En ces périodes de fin d’année, ça concernait l’ancien monde, et ça concerne le nouveau.

Le Nouveau monde, vous savez, cet ordre instauré par Emmanuel Macron en mai dernier et repris de concert par les 300 marcheurs et quelques de l’Assemblée nationale.

Le monde nouveau a eu quelques ratés au démarrage, pas la peine d'y revenir et d'en remettre une couche.

Mais depuis la rentrée, cette assemblée a su progressivement se mettre au travail. Cent cinquante séances, plus de six cents heures de débats, une trentaines de textes votés. Ils n'ont pas chômés et les vacances sont arrivées à point nommé. 

Le rythme effréné imposé par le calendrier des réformes du Président de la République en a surpris plus d'un. Ils ont fini lessivés.

Les voir ainsi à la tâche, on ne va pas s'en plaindre, alors que les Français ces dernières années décrivait sa classe politique en privilégiée corrompue, voire bonne à rien.

Pour quel résultat ?

Sans vouloir juger de la politique menée, certains s'en chargent très bien. C'est surtout la méthode qui ici nous intéresse.

L'Assemblée a t-elle changé ? La révolution s'est elle opérée ? Les députés sont pour la plupart jeunes, trendy, boivent du Coca zéro à la cafèt'... 

Quelques règles parlementaires ont changé : sur la procédure législative, la majorité veut rationaliser le travail parlementaire, c'est-à-dire raccourcir les navettes entre l'Assemblée et le Sénat.

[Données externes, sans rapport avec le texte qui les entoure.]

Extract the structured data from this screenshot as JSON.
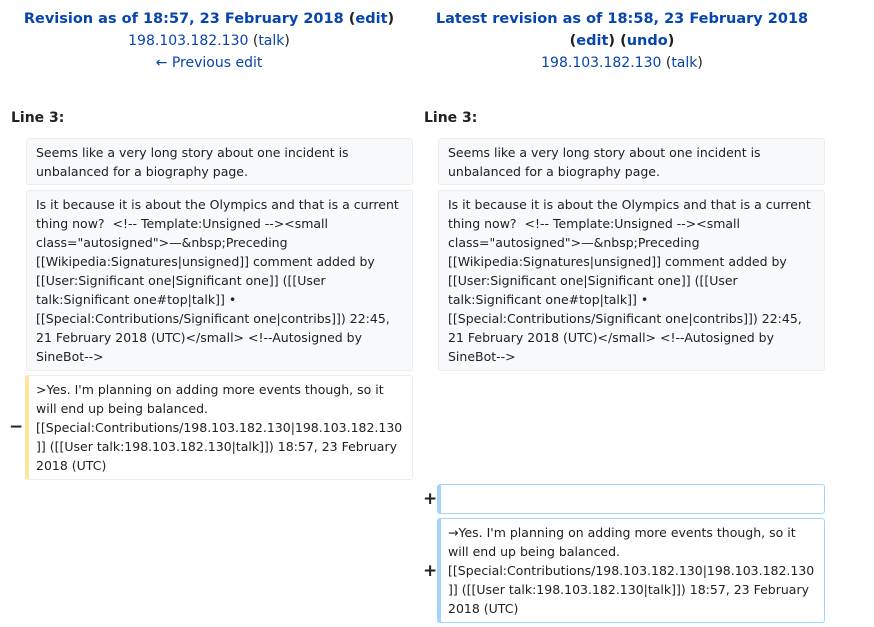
{
  "left_header": {
    "title_prefix": "Revision as of 18:57, 23 February 2018",
    "open_paren": "(",
    "edit_link": "edit",
    "close_paren": ")",
    "user_ip": "198.103.182.130",
    "talk_open": "(",
    "talk_link": "talk",
    "talk_close": ")",
    "previous_edit": "← Previous edit"
  },
  "right_header": {
    "title": "Latest revision as of 18:58, 23 February 2018",
    "edit_open": "(",
    "edit_link": "edit",
    "edit_close": ")",
    "undo_open": "(",
    "undo_link": "undo",
    "undo_close": ")",
    "user_ip": "198.103.182.130",
    "talk_open": "(",
    "talk_link": "talk",
    "talk_close": ")"
  },
  "left_line": "Line 3:",
  "right_line": "Line 3:",
  "left": {
    "context1": "Seems like a very long story about one incident is unbalanced for a biography page.",
    "context2": "Is it because it is about the Olympics and that is a current thing now?  <!-- Template:Unsigned --><small class=\"autosigned\">—&nbsp;Preceding [[Wikipedia:Signatures|unsigned]] comment added by [[User:Significant one|Significant one]] ([[User talk:Significant one#top|talk]] • [[Special:Contributions/Significant one|contribs]]) 22:45, 21 February 2018 (UTC)</small> <!--Autosigned by SineBot-->",
    "deleted": ">Yes. I'm planning on adding more events though, so it will end up being balanced. [[Special:Contributions/198.103.182.130|198.103.182.130]] ([[User talk:198.103.182.130|talk]]) 18:57, 23 February 2018 (UTC)",
    "minus_marker": "−"
  },
  "right": {
    "context1": "Seems like a very long story about one incident is unbalanced for a biography page.",
    "context2": "Is it because it is about the Olympics and that is a current thing now?  <!-- Template:Unsigned --><small class=\"autosigned\">—&nbsp;Preceding [[Wikipedia:Signatures|unsigned]] comment added by [[User:Significant one|Significant one]] ([[User talk:Significant one#top|talk]] • [[Special:Contributions/Significant one|contribs]]) 22:45, 21 February 2018 (UTC)</small> <!--Autosigned by SineBot-->",
    "added_empty": "",
    "added": "→Yes. I'm planning on adding more events though, so it will end up being balanced. [[Special:Contributions/198.103.182.130|198.103.182.130]] ([[User talk:198.103.182.130|talk]]) 18:57, 23 February 2018 (UTC)",
    "plus_marker_1": "+",
    "plus_marker_2": "+"
  },
  "colors": {
    "link": "#0645ad",
    "deleted_border": "#ffe49c",
    "added_border": "#a3d3ff",
    "context_bg": "#f8f9fa"
  }
}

Derrière ces changements de façade, toujours les mêmes guerres d'influence, les volontés inhérentes à la nature humaine de conserver les postes.

Dans un an et demi, les principaux postes du Palais Bourbon seront renouvelés à mi-mandat, y compris le perchoir occupé par François de Rugy.

Le président de l'Assemblée nationale est-il a la hauteur du Nouveau monde ?

L'ancien écologiste, candidat à la primaire de la "Belle alliance populaire" puis rallié de la seconde heure d’Emmanuel Macron - certains de ses anciens amis ont qualifié cela d'opportunisme - et bien ce Nouveau monde le président de l'Assemblée nationale a bien du mal à l'incarner. Surpris lui même, peut-être d'arriver à un si haut niveau de responsabilité.

Certaines de ces décisions le font penser : en pleine polémique sur le retour Tokyo-Paris d'Edouard Philippe à 350 000€ (pas très nouveau monde ça), il y a eu une décision du bureau de l'Assemblée pour racheter un hôtel particulier, l'Hotel de Broglie, hôtel particulier de plus de 7 000 m² qui jouxte le musée Rodin. Coût de l'opération : 63 millions d'euros, plus 22 millions d'euros d’aménagement.

Un vrai gaspillage d’argent public, et encore une fois l’image d’élus tournés vers eux-mêmes, plus préoccupés par leur petit confort personnel.

Dans le même temps, certains députés proposaient, plutôt que de dépenser cet argent, de l’utiliser pour augmenter les salaires de collaborateurs parlementaires, vous savez, ces petites mains qui travaillent sans compter pour leur élu. Les élites qui veulent une jolie couchette contre le petit peuple qui n'a pas voix au chapitre, rebelote...

L’objectif avoué est donc de trouver de la place pour ces pauvres députés qui travailleraient dans des conditions anormales.

Là encore c'est paradoxal : Emmanuel Macron désire réduire d’un tiers les députés (il l'avait dit au congrès de Versailles). Pourquoi trouver de la place à des élus qui seront moins nombreux ? Visiblement pas grand monde n'a écouté le chef de l'Etat.